Han does not teach the YTHDF1 attenuating agent is either Salvianolic acid A (Sal A) and Salvianolic acid C (Sal C).
However, Ma teaches the effect of salvianic acid A on cell phenotype and partial immune functions of dendritic cells (DCs) (Abstract). Ma discloses salvianic acid A (SML0045) and SML0045 is salvianolic acid A, therefore, it is understood that salvianic acid A is another name for salvianolic acid A. Ma teaches salvianolic acid A inhibits the secretion of cytokines in DC-induced T cells, wherein, a reduction in the ability of T cells to secrete the pro-inflammatory factor IFN-γ was significantly reduced and the ability to secrete the anti-inflammatory factor IL-10 was significantly enhanced in the salvianolic acid A treatment group (section 2.4).

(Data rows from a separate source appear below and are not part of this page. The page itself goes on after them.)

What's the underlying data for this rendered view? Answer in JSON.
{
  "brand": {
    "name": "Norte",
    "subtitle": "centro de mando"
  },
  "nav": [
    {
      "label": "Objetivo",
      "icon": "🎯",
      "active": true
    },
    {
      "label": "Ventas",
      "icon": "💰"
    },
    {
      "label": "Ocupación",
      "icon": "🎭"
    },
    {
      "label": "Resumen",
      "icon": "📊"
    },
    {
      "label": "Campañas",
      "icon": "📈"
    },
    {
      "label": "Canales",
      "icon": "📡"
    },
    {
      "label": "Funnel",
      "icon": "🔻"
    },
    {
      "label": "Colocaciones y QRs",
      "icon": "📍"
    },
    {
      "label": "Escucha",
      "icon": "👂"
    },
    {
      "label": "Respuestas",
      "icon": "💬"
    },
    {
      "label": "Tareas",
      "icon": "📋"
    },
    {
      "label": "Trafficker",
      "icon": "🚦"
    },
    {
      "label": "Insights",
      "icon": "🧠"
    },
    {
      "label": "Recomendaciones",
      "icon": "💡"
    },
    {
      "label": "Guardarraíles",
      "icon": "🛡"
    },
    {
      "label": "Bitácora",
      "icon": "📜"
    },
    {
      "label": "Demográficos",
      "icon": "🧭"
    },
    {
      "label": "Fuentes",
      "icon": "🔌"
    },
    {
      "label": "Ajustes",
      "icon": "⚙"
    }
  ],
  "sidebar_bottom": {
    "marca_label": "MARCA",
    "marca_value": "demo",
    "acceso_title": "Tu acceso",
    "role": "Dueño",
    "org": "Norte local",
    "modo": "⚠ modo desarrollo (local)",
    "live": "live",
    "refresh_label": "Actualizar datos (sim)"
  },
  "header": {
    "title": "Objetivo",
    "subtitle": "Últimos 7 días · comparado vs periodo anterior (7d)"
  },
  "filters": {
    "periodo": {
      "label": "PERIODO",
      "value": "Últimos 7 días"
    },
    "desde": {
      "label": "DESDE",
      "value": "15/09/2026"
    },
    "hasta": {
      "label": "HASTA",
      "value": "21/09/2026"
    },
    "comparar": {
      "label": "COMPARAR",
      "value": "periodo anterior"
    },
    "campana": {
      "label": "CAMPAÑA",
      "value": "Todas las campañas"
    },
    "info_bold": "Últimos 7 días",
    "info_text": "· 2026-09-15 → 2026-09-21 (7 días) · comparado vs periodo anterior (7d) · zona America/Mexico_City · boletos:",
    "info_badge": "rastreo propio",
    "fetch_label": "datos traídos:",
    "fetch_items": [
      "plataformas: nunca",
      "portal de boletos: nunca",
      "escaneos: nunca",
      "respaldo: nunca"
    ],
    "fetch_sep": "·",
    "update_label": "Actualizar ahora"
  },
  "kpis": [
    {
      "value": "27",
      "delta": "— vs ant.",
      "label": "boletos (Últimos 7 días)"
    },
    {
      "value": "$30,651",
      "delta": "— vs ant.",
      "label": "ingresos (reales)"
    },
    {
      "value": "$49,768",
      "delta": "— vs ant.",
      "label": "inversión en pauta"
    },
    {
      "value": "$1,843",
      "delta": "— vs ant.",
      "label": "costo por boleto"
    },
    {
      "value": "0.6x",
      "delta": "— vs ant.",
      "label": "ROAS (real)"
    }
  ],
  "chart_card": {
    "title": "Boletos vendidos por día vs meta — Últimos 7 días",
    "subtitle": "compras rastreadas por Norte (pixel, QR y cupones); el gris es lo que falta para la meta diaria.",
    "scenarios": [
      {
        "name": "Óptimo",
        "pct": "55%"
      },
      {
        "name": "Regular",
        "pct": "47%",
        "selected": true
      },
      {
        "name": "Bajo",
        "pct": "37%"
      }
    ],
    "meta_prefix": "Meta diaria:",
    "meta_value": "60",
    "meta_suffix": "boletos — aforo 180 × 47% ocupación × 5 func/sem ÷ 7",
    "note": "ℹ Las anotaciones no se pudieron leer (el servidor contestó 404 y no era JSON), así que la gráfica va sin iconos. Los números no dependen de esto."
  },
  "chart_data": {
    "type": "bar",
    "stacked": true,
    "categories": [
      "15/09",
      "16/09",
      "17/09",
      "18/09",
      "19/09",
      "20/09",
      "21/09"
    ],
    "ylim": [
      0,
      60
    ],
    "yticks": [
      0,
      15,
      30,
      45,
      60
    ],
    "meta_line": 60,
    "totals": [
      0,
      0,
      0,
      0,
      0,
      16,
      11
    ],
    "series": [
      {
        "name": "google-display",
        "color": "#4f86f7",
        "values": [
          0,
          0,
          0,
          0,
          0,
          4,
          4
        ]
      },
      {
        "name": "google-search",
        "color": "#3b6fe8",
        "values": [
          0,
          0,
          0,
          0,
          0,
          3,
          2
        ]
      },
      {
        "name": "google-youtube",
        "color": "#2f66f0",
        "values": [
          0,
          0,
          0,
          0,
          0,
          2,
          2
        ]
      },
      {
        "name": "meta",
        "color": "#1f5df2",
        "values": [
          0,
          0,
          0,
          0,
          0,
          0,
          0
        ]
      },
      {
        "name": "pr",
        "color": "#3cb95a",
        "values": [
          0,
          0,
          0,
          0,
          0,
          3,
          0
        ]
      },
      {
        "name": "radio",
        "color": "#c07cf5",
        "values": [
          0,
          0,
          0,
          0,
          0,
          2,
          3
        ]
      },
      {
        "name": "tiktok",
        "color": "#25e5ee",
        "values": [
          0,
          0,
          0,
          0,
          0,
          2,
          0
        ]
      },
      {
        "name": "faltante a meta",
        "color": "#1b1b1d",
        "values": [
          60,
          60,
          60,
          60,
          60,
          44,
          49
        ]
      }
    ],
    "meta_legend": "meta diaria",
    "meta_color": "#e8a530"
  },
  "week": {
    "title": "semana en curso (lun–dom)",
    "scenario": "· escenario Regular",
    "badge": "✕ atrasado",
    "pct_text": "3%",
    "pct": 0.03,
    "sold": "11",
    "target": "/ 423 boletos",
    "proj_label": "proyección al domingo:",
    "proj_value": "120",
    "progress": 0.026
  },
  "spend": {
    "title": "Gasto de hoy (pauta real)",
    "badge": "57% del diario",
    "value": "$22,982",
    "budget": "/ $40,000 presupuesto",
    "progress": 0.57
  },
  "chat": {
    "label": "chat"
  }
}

Additionally, Zhang teaches Salvianolic acid A (Sal A) is a selective ETAR antagonist in both exogenous and endogenous cells lines and reveal the inhibitory effect of Sal A on the proliferation of multiple tumor cells lines (p. 10, Discussion, 1st para.). Zhang teaches the majority of cancer cell types, such as: prostate, ovarian, and lung cancers, show a reduction of ET-1-stimulated growth in response to ETAR antagonism (p. 10, Discussion, 3rd para.). Zhang suggests, based on their results, Sal A is a cardio-friendly anti-cancer leading compound (p. 11, Discussion, 4th para.). Zhang strongly suggests Sal A is a potential candidate for the development of an anti-cancer drug (p. 13, Conclusion).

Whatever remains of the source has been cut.